A Compilation of the Messages and Papers of the Presidents eBook

This eBook from the Gutenberg Project consists of approximately 742 pages of information about A Compilation of the Messages and Papers of the Presidents.

A Compilation of the Messages and Papers of the Presidents eBook

This eBook from the Gutenberg Project consists of approximately 742 pages of information about A Compilation of the Messages and Papers of the Presidents.

Major-General Daniel E. Sickles is hereby relieved from the command of the Second Military District.

The Secretary of War ad interim will give the necessary instructions to carry this order into effect.

ANDREW JOHNSON.

EXECUTIVE MANSION,

Washington, D.C., September 4, 1867.

The heads of the several Executive Departments of the Government are instructed to furnish each person holding an appointment in their respective Departments with an official copy of the proclamation of the President bearing date the 3d instant, with directions strictly to observe its requirements for an earnest support of the Constitution of the United States and a faithful execution of the laws which have been made in pursuance thereof.

ANDREW JOHNSON.

[Note.—­The Fortieth Congress, second session, met December 2, 1867, in conformity to the Constitution of the United States, and on July 27, 1868, in accordance with the concurrent resolution of July 24, adjourned to September 21; again met September 21, and adjourned to October 16; again met October 16, and adjourned to November 10; again met November 10 and adjourned to December 7, 1868; the latter meetings and adjournments being in accordance with the concurrent resolution of September 21.]

THIRD ANNUAL MESSAGE.

WASHINGTON, December 3, 1867.

Fellow-Citizens of the Senate and House of Representatives

The continued disorganization of the Union, to which the President has so often called the attention of Congress, is yet a subject of profound and patriotic concern.  We may, however, find some relief from that anxiety in the reflection that the painful political situation, although before untried by ourselves, is not new in the experience of nations.  Political science, perhaps as highly perfected in our own time and country as in any other, has not yet disclosed any means by which civil wars can be absolutely prevented.  An enlightened nation, however, with a wise and beneficent constitution of free government, may diminish their frequency and mitigate their severity by directing all its proceedings in accordance with its fundamental law.

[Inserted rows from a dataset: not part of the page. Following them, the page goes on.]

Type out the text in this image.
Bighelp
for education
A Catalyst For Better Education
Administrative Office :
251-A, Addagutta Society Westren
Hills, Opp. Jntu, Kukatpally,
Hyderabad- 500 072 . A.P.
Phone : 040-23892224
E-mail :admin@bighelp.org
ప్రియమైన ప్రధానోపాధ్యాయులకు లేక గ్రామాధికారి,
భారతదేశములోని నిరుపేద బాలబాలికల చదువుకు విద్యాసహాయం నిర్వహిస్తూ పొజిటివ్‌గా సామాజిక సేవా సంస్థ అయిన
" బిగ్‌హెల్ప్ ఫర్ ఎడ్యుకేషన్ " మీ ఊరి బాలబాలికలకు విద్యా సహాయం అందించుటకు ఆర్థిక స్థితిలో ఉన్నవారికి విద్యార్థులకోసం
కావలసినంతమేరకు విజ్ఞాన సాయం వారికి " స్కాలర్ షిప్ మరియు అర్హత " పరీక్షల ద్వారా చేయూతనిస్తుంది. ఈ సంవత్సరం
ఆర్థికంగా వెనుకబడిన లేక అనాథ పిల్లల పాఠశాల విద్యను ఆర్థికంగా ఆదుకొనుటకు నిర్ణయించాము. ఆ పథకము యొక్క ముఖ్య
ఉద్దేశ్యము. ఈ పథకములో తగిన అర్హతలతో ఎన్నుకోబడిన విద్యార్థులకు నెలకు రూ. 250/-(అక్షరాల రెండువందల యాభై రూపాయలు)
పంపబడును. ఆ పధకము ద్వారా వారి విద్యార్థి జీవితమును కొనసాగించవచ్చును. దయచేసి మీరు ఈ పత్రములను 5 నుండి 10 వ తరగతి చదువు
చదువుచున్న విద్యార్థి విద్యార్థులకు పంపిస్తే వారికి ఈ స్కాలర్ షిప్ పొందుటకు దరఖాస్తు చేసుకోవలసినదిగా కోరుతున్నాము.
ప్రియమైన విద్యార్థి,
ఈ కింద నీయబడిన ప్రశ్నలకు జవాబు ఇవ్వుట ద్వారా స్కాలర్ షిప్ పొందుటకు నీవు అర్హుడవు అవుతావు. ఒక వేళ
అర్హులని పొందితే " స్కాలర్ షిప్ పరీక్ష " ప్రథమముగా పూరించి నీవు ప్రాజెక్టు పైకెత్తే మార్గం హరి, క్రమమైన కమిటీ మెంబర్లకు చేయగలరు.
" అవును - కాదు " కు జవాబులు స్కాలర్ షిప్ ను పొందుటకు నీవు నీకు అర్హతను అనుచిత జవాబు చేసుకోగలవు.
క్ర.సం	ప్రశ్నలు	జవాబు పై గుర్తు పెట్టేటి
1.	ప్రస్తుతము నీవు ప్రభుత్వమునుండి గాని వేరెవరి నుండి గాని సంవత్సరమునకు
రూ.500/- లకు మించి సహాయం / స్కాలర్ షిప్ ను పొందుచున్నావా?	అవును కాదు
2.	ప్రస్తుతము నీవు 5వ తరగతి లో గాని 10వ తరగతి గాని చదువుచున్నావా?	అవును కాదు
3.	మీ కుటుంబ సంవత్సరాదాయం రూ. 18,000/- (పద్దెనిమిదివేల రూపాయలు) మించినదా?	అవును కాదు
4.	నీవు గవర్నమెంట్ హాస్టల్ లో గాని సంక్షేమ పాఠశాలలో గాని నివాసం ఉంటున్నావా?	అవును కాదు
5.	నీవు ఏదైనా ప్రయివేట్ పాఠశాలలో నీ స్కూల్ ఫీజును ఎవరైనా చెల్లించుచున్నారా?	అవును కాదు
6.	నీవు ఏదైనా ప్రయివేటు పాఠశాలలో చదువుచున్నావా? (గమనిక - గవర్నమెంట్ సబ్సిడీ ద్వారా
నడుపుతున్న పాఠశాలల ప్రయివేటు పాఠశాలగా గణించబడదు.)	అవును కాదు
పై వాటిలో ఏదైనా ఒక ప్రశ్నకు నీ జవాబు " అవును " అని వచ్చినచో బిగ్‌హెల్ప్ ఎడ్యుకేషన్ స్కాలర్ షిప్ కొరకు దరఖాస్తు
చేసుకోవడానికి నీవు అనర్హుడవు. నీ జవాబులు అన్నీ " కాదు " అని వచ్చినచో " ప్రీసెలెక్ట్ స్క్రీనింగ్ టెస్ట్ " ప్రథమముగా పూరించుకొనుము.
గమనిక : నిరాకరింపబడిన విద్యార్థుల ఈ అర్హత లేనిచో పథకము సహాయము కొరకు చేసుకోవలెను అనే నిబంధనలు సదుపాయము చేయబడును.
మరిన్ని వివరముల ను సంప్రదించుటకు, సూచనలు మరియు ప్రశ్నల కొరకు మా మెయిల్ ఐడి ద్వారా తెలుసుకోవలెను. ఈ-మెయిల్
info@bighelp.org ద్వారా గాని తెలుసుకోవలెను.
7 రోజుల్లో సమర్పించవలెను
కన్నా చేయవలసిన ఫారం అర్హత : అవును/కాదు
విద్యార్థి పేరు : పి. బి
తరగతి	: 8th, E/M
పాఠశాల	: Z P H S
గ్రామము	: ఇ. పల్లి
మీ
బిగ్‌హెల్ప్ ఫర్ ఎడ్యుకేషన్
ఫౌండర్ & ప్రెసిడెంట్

When a civil war has been brought to a close, it is manifestly the first interest and duty of the state to repair the injuries which the war has inflicted, and to secure the benefit of the lessons it teaches as fully and as speedily as possible.  This duty was, upon the termination of the rebellion, promptly accepted, not only by the executive department, but by the insurrectionary States themselves, and restoration in the first moment of peace was believed to be as easy and certain as it was indispensable.  The expectations, however, then so reasonably and confidently entertained were disappointed by legislation from which I felt constrained by my obligations to the Constitution to withhold my assent.